The Administration Building in Alamogordo, New Mexico, located at 1900 N White Sands Boulevard, is a building of the New Mexico School for the Blind and Visually Impaired. It was built in 1918 and was listed on the National Register of Historic Places in 1989.

It was designed by architects Trost & Trost. According to its 1988 National Register nomination:The Administration Building is a one-story brick mediterranean style building with a hipped roof of French tile and soffitted wood overhang decorated with built-up dentil course. Windows are metal casement with a concrete sill and lintel that forms a continuous banding around the building. Entry has flat roof with concrete coping over metal casement windows with fan lites and 24 lite metal door. Each brick arch over windows share concrete springer bases. The building was renovated in 1941 and 1980. The windows may have been changed in 1941 remodel. There is a brick soldier course added to form a wainscot from grade to just below window sills in 1980 remodel. A handicapped ramp has been added at the entrance. The building has a rectangular shape. This building was designed by the architectural firm of Trost and Trost in 1918. It was originally a hospital and teacher's cottage that was changed to administration in the mid 1960s.

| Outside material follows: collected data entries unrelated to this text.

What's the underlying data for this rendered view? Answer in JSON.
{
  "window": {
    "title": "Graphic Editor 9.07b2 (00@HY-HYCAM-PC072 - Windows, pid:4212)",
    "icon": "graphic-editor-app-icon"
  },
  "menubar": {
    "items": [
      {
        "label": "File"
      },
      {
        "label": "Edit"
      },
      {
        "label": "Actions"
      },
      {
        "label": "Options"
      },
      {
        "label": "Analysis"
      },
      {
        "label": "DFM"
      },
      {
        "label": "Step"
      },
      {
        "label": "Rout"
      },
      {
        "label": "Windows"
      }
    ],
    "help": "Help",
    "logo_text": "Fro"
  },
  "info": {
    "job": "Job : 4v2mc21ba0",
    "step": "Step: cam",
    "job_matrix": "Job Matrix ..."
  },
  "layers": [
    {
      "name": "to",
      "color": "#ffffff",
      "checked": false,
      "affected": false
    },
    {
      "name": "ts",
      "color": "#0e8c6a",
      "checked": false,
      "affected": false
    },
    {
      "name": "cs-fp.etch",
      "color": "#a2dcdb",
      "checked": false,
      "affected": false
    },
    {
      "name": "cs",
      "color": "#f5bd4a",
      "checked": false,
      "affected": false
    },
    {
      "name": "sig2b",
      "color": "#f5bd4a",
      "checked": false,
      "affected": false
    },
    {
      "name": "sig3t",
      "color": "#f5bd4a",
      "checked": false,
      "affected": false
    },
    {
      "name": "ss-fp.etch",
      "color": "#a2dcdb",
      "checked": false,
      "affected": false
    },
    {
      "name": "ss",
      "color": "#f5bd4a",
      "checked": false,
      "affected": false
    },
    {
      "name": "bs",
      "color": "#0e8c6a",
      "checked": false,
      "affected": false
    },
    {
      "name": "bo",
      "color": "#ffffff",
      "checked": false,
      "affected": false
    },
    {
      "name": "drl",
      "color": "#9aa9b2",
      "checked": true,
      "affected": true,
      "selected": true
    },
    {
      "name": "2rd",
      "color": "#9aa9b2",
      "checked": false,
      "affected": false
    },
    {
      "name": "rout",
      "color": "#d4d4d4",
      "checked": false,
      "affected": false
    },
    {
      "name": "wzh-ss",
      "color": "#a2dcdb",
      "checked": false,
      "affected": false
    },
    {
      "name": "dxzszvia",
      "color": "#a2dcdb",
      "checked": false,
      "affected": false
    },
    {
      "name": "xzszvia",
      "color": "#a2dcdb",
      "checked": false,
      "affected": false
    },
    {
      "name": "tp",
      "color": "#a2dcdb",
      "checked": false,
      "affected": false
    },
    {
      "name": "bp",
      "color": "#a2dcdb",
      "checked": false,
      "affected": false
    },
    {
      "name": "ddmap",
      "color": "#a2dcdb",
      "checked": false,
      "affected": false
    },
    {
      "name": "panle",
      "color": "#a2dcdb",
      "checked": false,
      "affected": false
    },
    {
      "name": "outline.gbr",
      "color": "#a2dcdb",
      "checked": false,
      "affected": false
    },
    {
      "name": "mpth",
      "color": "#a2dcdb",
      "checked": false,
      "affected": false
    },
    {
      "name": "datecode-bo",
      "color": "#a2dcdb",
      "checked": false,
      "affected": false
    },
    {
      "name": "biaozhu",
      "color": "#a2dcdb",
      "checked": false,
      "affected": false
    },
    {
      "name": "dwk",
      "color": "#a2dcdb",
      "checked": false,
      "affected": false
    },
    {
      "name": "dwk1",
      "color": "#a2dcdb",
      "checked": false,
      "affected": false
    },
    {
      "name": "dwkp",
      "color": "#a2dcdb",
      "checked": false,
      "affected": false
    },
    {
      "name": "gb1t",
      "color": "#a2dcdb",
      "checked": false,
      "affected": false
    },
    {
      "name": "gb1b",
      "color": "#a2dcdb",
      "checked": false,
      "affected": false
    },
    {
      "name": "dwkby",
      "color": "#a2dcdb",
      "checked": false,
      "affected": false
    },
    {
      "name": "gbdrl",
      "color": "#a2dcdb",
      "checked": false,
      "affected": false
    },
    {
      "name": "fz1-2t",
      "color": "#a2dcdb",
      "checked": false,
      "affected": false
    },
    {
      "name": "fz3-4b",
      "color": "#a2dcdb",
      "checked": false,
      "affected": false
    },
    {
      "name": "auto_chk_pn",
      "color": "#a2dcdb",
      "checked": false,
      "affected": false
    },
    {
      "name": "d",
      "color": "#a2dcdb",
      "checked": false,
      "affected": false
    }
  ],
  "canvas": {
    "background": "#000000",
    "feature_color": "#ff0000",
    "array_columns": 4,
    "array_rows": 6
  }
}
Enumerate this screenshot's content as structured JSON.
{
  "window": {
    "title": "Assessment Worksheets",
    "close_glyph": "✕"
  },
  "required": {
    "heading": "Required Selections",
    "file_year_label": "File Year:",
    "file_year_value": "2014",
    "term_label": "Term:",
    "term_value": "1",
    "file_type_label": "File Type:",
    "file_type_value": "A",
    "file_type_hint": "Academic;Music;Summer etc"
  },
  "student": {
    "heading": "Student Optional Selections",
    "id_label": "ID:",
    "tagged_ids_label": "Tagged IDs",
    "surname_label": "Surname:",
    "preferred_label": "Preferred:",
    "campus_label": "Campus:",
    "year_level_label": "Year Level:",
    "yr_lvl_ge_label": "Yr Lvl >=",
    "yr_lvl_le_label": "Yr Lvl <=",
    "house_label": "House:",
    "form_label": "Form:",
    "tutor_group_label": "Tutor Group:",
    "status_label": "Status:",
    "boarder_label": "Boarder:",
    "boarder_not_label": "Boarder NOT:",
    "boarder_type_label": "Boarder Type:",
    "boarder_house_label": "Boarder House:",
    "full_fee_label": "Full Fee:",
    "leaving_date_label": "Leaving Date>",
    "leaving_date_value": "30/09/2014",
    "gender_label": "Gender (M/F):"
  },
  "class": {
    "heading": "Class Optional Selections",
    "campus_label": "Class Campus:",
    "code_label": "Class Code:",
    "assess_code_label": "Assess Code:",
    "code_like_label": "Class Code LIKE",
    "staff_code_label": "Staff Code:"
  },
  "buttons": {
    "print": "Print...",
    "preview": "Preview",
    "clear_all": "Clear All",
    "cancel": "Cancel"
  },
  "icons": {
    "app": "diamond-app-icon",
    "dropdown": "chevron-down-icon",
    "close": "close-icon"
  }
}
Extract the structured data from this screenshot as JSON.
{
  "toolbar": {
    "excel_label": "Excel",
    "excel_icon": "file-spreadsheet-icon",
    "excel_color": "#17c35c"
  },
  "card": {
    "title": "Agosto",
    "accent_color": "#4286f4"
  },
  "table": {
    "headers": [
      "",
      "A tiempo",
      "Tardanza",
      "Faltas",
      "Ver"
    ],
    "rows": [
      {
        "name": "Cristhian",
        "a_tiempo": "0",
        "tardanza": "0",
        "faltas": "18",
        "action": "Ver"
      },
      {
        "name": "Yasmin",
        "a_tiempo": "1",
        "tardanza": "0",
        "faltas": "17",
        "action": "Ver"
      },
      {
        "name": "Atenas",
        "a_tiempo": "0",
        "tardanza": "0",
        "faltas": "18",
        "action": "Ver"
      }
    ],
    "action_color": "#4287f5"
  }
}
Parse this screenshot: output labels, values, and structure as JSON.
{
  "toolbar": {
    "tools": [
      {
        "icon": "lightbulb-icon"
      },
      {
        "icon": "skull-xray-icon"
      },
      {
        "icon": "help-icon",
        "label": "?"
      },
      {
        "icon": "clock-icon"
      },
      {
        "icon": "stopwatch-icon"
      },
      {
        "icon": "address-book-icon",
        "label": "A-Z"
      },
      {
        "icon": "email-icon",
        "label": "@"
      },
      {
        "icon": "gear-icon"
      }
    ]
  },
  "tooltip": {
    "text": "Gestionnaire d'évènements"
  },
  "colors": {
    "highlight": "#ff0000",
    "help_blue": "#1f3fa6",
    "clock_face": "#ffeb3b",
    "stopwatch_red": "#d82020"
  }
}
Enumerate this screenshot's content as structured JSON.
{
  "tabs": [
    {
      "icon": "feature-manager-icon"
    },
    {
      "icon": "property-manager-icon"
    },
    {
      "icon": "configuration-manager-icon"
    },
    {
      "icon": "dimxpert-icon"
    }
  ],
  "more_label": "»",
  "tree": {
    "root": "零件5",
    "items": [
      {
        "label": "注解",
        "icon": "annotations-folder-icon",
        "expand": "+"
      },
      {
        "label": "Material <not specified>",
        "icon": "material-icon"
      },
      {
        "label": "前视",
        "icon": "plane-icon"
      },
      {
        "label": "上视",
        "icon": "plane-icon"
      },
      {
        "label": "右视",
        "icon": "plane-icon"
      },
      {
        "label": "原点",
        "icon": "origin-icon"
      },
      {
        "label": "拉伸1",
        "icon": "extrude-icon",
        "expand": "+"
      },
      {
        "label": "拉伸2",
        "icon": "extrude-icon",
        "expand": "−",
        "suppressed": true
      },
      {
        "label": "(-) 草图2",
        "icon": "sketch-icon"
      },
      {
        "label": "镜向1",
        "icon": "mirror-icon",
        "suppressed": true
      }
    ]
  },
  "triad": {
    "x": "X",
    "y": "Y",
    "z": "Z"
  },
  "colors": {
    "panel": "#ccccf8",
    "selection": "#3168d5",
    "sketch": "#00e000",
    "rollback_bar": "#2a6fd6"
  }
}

The Administration Building is one of four buildings constructed on the campus of the New Mexico School of the Visually Handicapped between 1918 and 1935, and the only building remaining from the period built in the Mediterranean Style. The Administration building is significant because it is the only building of five remaining from the period 1912 to 1919 designed by the architectural firm of Trost and Trost. It is a good example of the style that Trost and Trost had set for the campus during this period. Since the Mediterranean and Decorative Brick Styles are similar, the Administration Building fits in with the other buildings on campus. The overall impression of the campus is one of having a uniform style with individual variations among the buildings.

When listed in 1988 it was owned by the Regents of the New Mexico School for the Visually Handicapped (NMSVH).